Binnen de niet-chronologische opbouw van ‘Hoe zeg je dat’ (de gedichten staan niet geordend volgens datum van publicatie) volgt Krog vanuit een tegenbeweging de voor de hand liggende stadia in haar leven: van verliefdheid naar huwelijk en twijfel die de relatie binnensluipt, tot de komst van de kinderen, de voortgang van de tijd die het lichaam (nog zo’n belangrijk motief in haar poëzie) aan verval onderhevig maakt, het zich opdringende besef uiteindelijk van de eigen sterfelijkheid.

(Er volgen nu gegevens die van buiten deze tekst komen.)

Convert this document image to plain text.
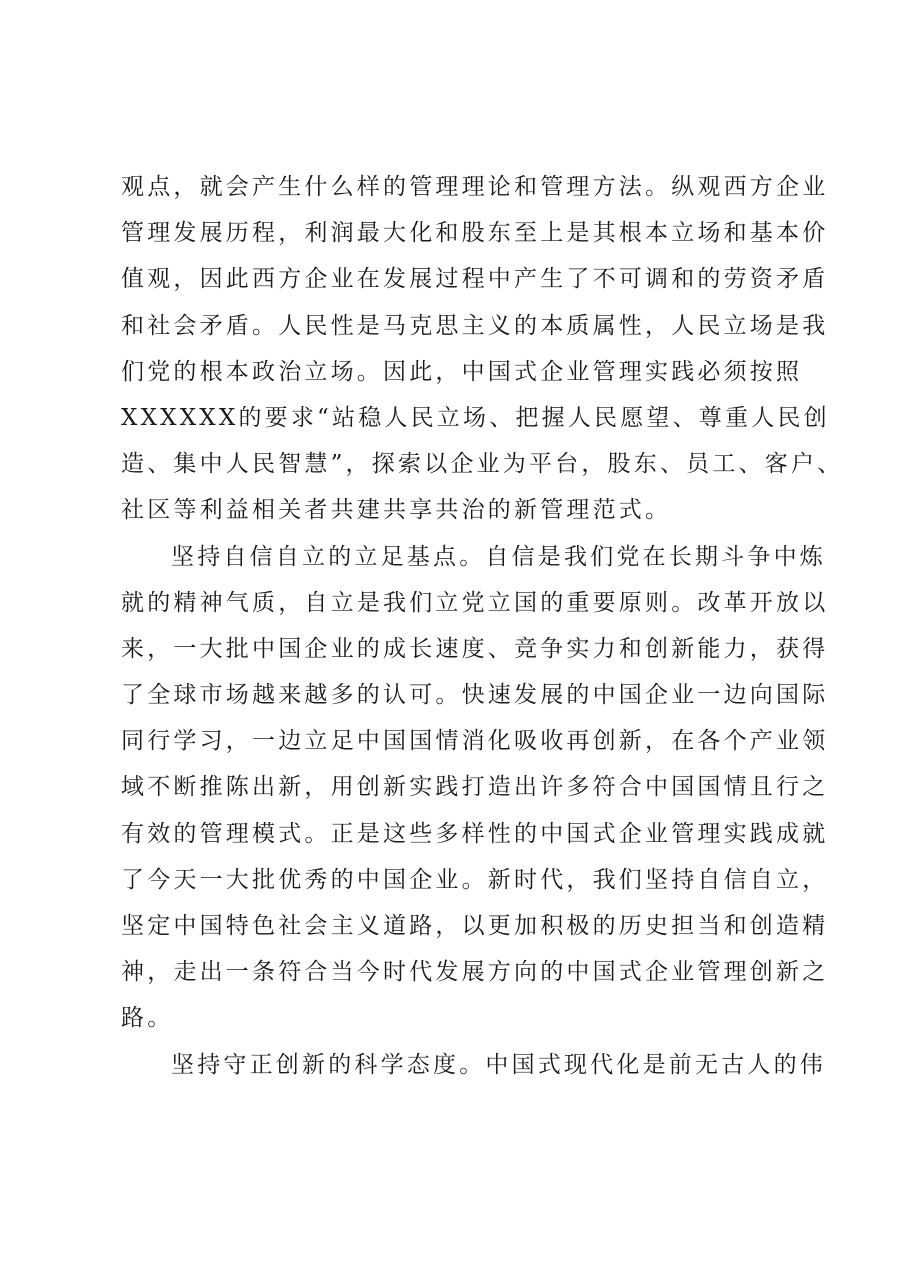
观点，就会产生什么样的管理理论和管理方法。纵观西方企业
管理发展历程，利润最大化和股东至上是其根本立场和基本价
值观，因此西方企业在发展过程中产生了不可调和的劳资矛盾
和社会矛盾。人民性是马克思主义的本质属性，人民立场是我
们党的根本政治立场。因此，中国式企业管理实践必须按照
XXXXXX的要求“站稳人民立场、把握人民愿望、尊重人民创
造、集中人民智慧”，探索以企业为平台，股东、员工、客户、
社区等利益相关者共建共享共治的新管理范式。
坚持自信自立的立足基点。自信是我们党在长期斗争中炼
就的精神气质，自立是我们立党立国的重要原则。改革开放以
来，一大批中国企业的成长速度、竞争实力和创新能力，获得
了全球市场越来越多的认可。快速发展的中国企业一边向国际
同行学习，一边立足中国国情消化吸收再创新，在各个产业领
域不断推陈出新，用创新实践打造出许多符合中国国情且行之
有效的管理模式。正是这些多样性的中国式企业管理实践成就
了今天一大批优秀的中国企业。新时代，我们坚持自信自立，
坚定中国特色社会主义道路，以更加积极的历史担当和创造精
神，走出一条符合当今时代发展方向的中国式企业管理创新之
路。
坚持守正创新的科学态度。中国式现代化是前无古人的伟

Ontroerend, nog wat naïef en op het randje van het sentimentele klinkt ‘ek wil’, het enige gedicht dat Krog meeneemt uit ‘Dogter van Jefta’: ‘ek wil jou so graag gelukkig maak / en wil vir jou verse skryf / (…) / ek wil jou so graag iets gee wat jy kan saamdra / (…) / eendag as jy oud en allenig in die son sit.’ Snel echter zal zij het hebben over de ‘verinneweerde bruid’ (‘beschadigde bruid’), maakt een gevoel van ondraaglijke eenzaamheid zijn opwachting, zoals treffend verwoord in het gedicht ‘die mooi vrou van die goeie man’, met deze omarmende begin- en eindstrofe: ‘die mooi vrou van die goeie man / sit afwesig teenoor hem / in haar bord lê 2 ryskorrels / met haar vingernael skuif sy dit rond.’ Verder wordt de relatie met de geliefde benaderd in termen van macht en strijd, ‘ek ruik / aan jou die geur van mag’, ‘ek sien hoe skerp die woord geld trek op die woord geweld’. De ‘vry fokken vrou’ (‘vrije vrouw verdomme’) zoals ze zichzelf op zeker moment noemt, lijkt veraf op dat moment. Krog kijkt zichzelf genadeloos scherp aan in de spiegel, o.m. in die gedichten waarin ze het proces van het verouderen beschrijft. Er zijn ‘die warm gloede’ (de ‘opvliegers’) die daar bijhoren, er is het verrassende moment van toch weer te gaan menstrueren: ‘terwyl sy teemaak vloei iets vreemd / bekends af langs haar binne-dye. soos ink.’ Het bloed dat wordt geassocieerd met de inkt: de verwijzing naar het schrijven doemt weer op, zoals ook en nadrukkelijk in ‘hoe sê mens dit’, het titelgedicht bij deze bloemlezing dat zo eindigt: ‘hoe en waarmee / verwerf ‘n mens die woordeskat van ouderdom?’ Finaal dringt zich de gedachte op aan de dood, het defintieve afscheid, ‘die liggaam begin om afskeid te neem’ luidt het in het dagboekachtige gedicht ‘winter’.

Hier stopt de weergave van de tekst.